It's nighttime at Pittsburgh International Airport. A traveler lays down her heavy bag, glances at her watch and wonders how she'll pass the time while waiting two dreary hours for the connecting flight. Then, she spots a sign--the airport is offering wireless access to all its customers, anytime, for free. Following a few simple instructions, the traveler connects her Wi-Fi-capable laptop to the network and logs on to the Internet. She glances at her watch again--this time to estimate how much she can get accomplished before the flight.

Thus far, Pittsburgh International is the only major airport to offer free wireless Internet access across its terminals. Pittsburgh travelers who have Wi-Fi can surf the Web and access their corporate VPNs from any food court--and soon, from their seats at the gate--without having to hunt for a network jack.

The new 802.11b WLAN service promises to draw more passengers to the airport. Large companies, such as Bayer and Heinz, are already routing employees through Pittsburgh International as a result of the wireless offering.

But it was a business slowdown, not a technology demand, that first got the WLAN effort off the ground. Since the 9/11 terrorist attacks, Pittsburgh International has been hit hard by changes in airline travel. First, security precautions forced the airport to restrict access to the Airmall, its 100,000-square-foot shopping mall, to ticketed passengers only. Then, the airport's main tenant, US Airways, scratched 100 daily flights in a cost-cutting move. Suddenly, airport management was in dire need of new ways to attract passengers and flights. Pittsburgh International chose free wireless, in the hope of bringing in more connecting travelers, says Tony Gialloreto, IT manager at the Allegheny Airport Authority, which runs the Pittsburgh air facility. Other airports were offering wireless Internet access, but most of them used a third-party service provider and charged 24-hour fees of $11 or more. Pittsburgh International took a different route, providing access through its own Enterasys Networks RoamAbout R2 network.

A traveler with an 802.11b card just powers up his or her laptop, which then goes to a default setting that picks up the wireless signal. "Once users are connected, they go to their browser," Gialloreto says. So far, he adds, the airport gets 8 Mbps to 10 Mbps out of the 11-Mbps wireless pipe, and the WLAN traffic of 1,200 to 1,800 users per month doesn't impair quality of service.

A Secure Policy

With the wireless access service in place, the airport is turning its focus to internal WLAN apps.

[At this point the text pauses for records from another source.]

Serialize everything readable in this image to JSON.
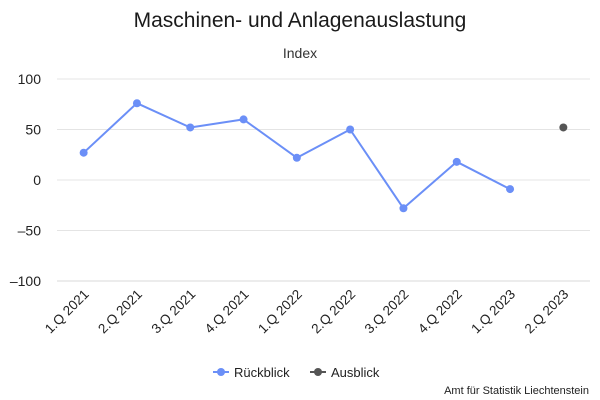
{
  "chart_data": {
    "type": "line",
    "title": "Maschinen- und Anlagenauslastung",
    "ylabel": "Index",
    "xlabel": "",
    "categories": [
      "1.Q 2021",
      "2.Q 2021",
      "3.Q 2021",
      "4.Q 2021",
      "1.Q 2022",
      "2.Q 2022",
      "3.Q 2022",
      "4.Q 2022",
      "1.Q 2023",
      "2.Q 2023"
    ],
    "ylim": [
      -100,
      100
    ],
    "yticks": [
      100,
      50,
      0,
      -50,
      -100
    ],
    "grid": true,
    "legend_position": "bottom",
    "series": [
      {
        "name": "Rückblick",
        "color": "#6b8ff7",
        "values": [
          27,
          76,
          52,
          60,
          22,
          50,
          -28,
          18,
          -9,
          null
        ]
      },
      {
        "name": "Ausblick",
        "color": "#555555",
        "values": [
          null,
          null,
          null,
          null,
          null,
          null,
          null,
          null,
          null,
          52
        ]
      }
    ],
    "credit": "Amt für Statistik Liechtenstein"
  }
}
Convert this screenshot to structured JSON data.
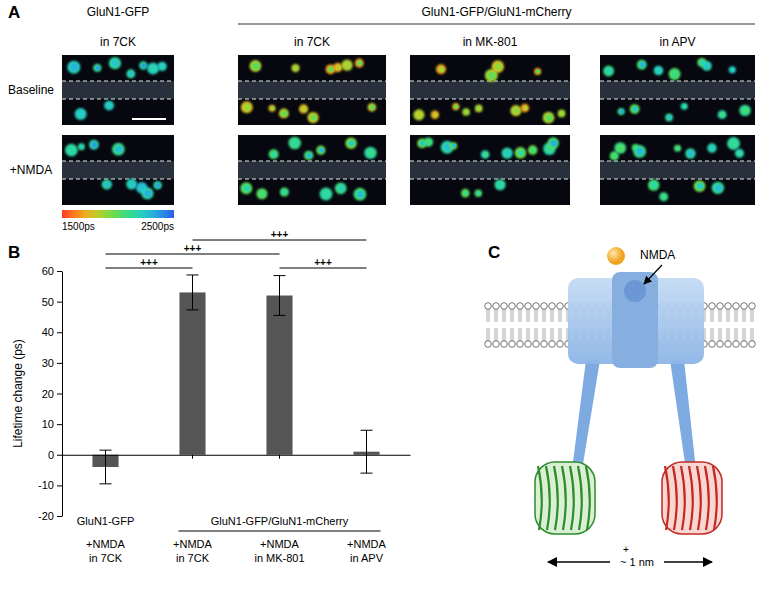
{
  "panel_labels": [
    "A",
    "B",
    "C"
  ],
  "panel_a": {
    "header_single": "GluN1-GFP",
    "header_group": "GluN1-GFP/GluN1-mCherry",
    "columns": [
      "in 7CK",
      "in 7CK",
      "in MK-801",
      "in APV"
    ],
    "rows": [
      "Baseline",
      "+NMDA"
    ],
    "colorbar": {
      "min": {
        "value": 1500,
        "label": "1500ps"
      },
      "max": {
        "value": 2500,
        "label": "2500ps"
      }
    }
  },
  "panel_c": {
    "ligand": "NMDA",
    "plus": "+",
    "distance": "~ 1 nm"
  },
  "chart_data": {
    "type": "bar",
    "y_label": "Lifetime change (ps)",
    "categories": [
      "+NMDA\nin 7CK",
      "+NMDA\nin 7CK",
      "+NMDA\nin MK-801",
      "+NMDA\nin APV"
    ],
    "values": [
      -4,
      53,
      52,
      1
    ],
    "errors": [
      5.5,
      5.7,
      6.5,
      7
    ],
    "color": "#555555",
    "ylim": [
      -20,
      60
    ],
    "yticks": [
      -20,
      -10,
      0,
      10,
      20,
      30,
      40,
      50,
      60
    ],
    "grid": false,
    "annotations": {
      "groups": [
        {
          "label": "GluN1-GFP",
          "categories": [
            0,
            0
          ]
        },
        {
          "label": "GluN1-GFP/GluN1-mCherry",
          "categories": [
            1,
            3
          ]
        }
      ],
      "brackets": [
        {
          "from": 0,
          "to": 1,
          "label": "+++"
        },
        {
          "from": 2,
          "to": 3,
          "label": "+++"
        },
        {
          "from": 0,
          "to": 2,
          "label": "+++"
        },
        {
          "from": 1,
          "to": 3,
          "label": "+++"
        }
      ]
    }
  }
}
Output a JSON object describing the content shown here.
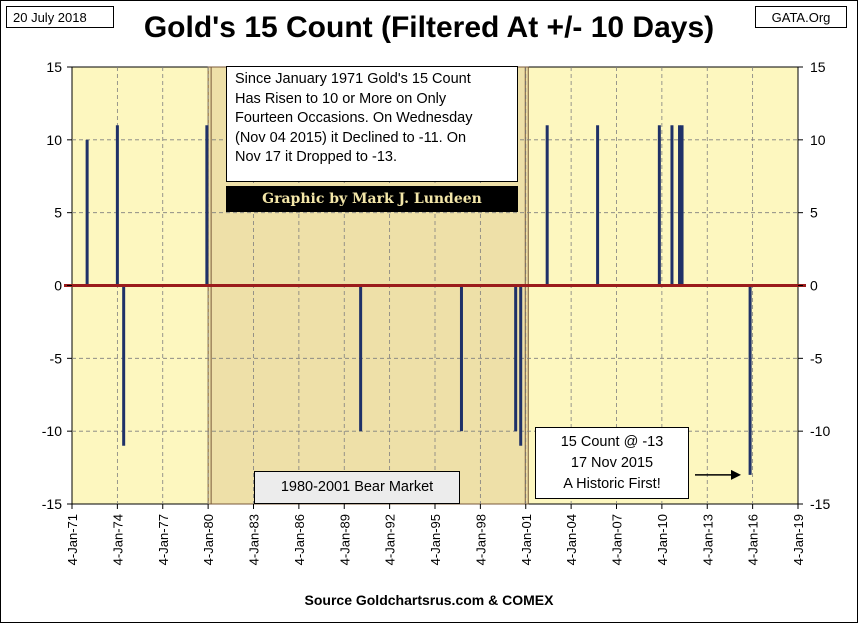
{
  "header": {
    "date": "20 July 2018",
    "site": "GATA.Org",
    "title": "Gold's 15 Count (Filtered At +/- 10 Days)"
  },
  "source": "Source Goldchartsrus.com & COMEX",
  "annotations": {
    "note_lines": [
      "Since January 1971 Gold's 15 Count",
      "Has Risen to 10 or More on Only",
      "Fourteen Occasions.  On Wednesday",
      "(Nov 04 2015) it Declined to -11.  On",
      "Nov 17 it Dropped to -13."
    ],
    "credit": "Graphic by Mark J. Lundeen",
    "bear_market": "1980-2001 Bear Market",
    "callout_lines": [
      "15 Count @ -13",
      "17 Nov 2015",
      "A Historic First!"
    ]
  },
  "colors": {
    "plot_bg": "#fdf7bf",
    "bear_bg": "#eee0a8",
    "bar": "#1f3168",
    "zero_line": "#9b1c1c",
    "grid": "#7f7f7f",
    "credit_text": "#f3e6a8"
  },
  "chart_data": {
    "type": "bar",
    "title": "Gold's 15 Count (Filtered At +/- 10 Days)",
    "ylim": [
      -15,
      15
    ],
    "y_ticks": [
      15,
      10,
      5,
      0,
      -5,
      -10,
      -15
    ],
    "x_ticks": [
      "4-Jan-71",
      "4-Jan-74",
      "4-Jan-77",
      "4-Jan-80",
      "4-Jan-83",
      "4-Jan-86",
      "4-Jan-89",
      "4-Jan-92",
      "4-Jan-95",
      "4-Jan-98",
      "4-Jan-01",
      "4-Jan-04",
      "4-Jan-07",
      "4-Jan-10",
      "4-Jan-13",
      "4-Jan-16",
      "4-Jan-19"
    ],
    "grid": true,
    "shaded_period": {
      "label": "1980-2001 Bear Market",
      "start": "1980-01",
      "end": "2001-03"
    },
    "series": [
      {
        "points": [
          {
            "date": "1972-01",
            "value": 10
          },
          {
            "date": "1974-01",
            "value": 11
          },
          {
            "date": "1974-06",
            "value": -11
          },
          {
            "date": "1979-12",
            "value": 11
          },
          {
            "date": "1990-02",
            "value": -10
          },
          {
            "date": "1996-10",
            "value": -10
          },
          {
            "date": "2000-05",
            "value": -10
          },
          {
            "date": "2000-09",
            "value": -11
          },
          {
            "date": "2002-06",
            "value": 11
          },
          {
            "date": "2005-10",
            "value": 11
          },
          {
            "date": "2009-11",
            "value": 11
          },
          {
            "date": "2010-09",
            "value": 11
          },
          {
            "date": "2011-03",
            "value": 11
          },
          {
            "date": "2011-05",
            "value": 11
          },
          {
            "date": "2015-11",
            "value": -13
          }
        ]
      }
    ]
  }
}
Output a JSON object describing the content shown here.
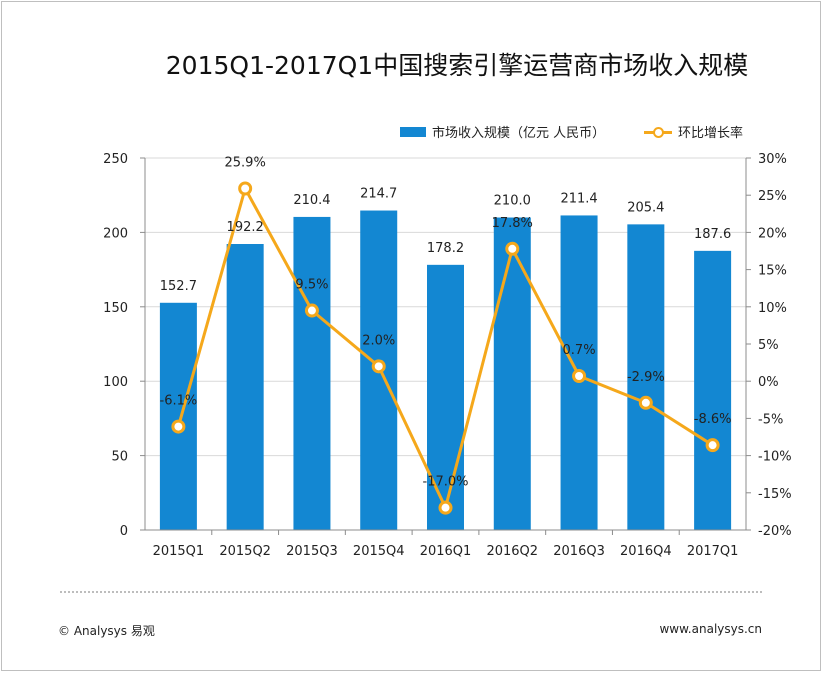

By next year, wireless PDAs will replace the walkie-talkies that firefighters and other emergency-response workers use in the airfield. The wireless LAN will let the workers file reports from the airfield or emergency site instead of from offices equipped with wired laptops and PCs, Gialloreto says.

Pittsburgh International is also running a wireless pilot with the Department of Homeland Security's Transportation Security Administration. Although security concerns prevent Gialloreto from speaking in detail about the pilot, he admits the WLAN could come in handy for security screening, especially if the TSA grants the airport's recent request to let unticketed passengers back into the gate areas and the Airmall.

The new internal wireless apps will require one feature the free wireless access service doesn't: authentication. Travelers are limited to Internet access via DHCP, HTTP or HTTP-S protocols. An airport firefighter, however, will be able to enter a user name and password to gain wireless access to the airport's backbone LAN, which will authenticate the user's credentials and privileges through data stored on an Active Directory server. TSA employees will also authenticate to the WLAN, but likely with specific group and individual privileges.

It's all about policy. Like any conventional enterprise, Pittsburgh International uses its existing LAN infrastructure as well as security tools to dole out user privileges--Wi-Fi users can't go anywhere but the Internet, and internal users will be allowed access only to specific internal applications from the WLAN. The airport runs Enterasys' NetSight Atlas Policy Manager tool, which sets these user privileges.

Gialloreto and his team manage the airport's WLAN from a central site. With NetSight Atlas, they can write policies--such as a directive to block a particular port when a new virus hits--that are sent to the switches automatically.

Enterasys, meanwhile, is building back-end reporting tools for Pittsburgh International that will let the airport pinpoint by IP address anyone who tries to "ping" its LAN or break a policy on the WLAN.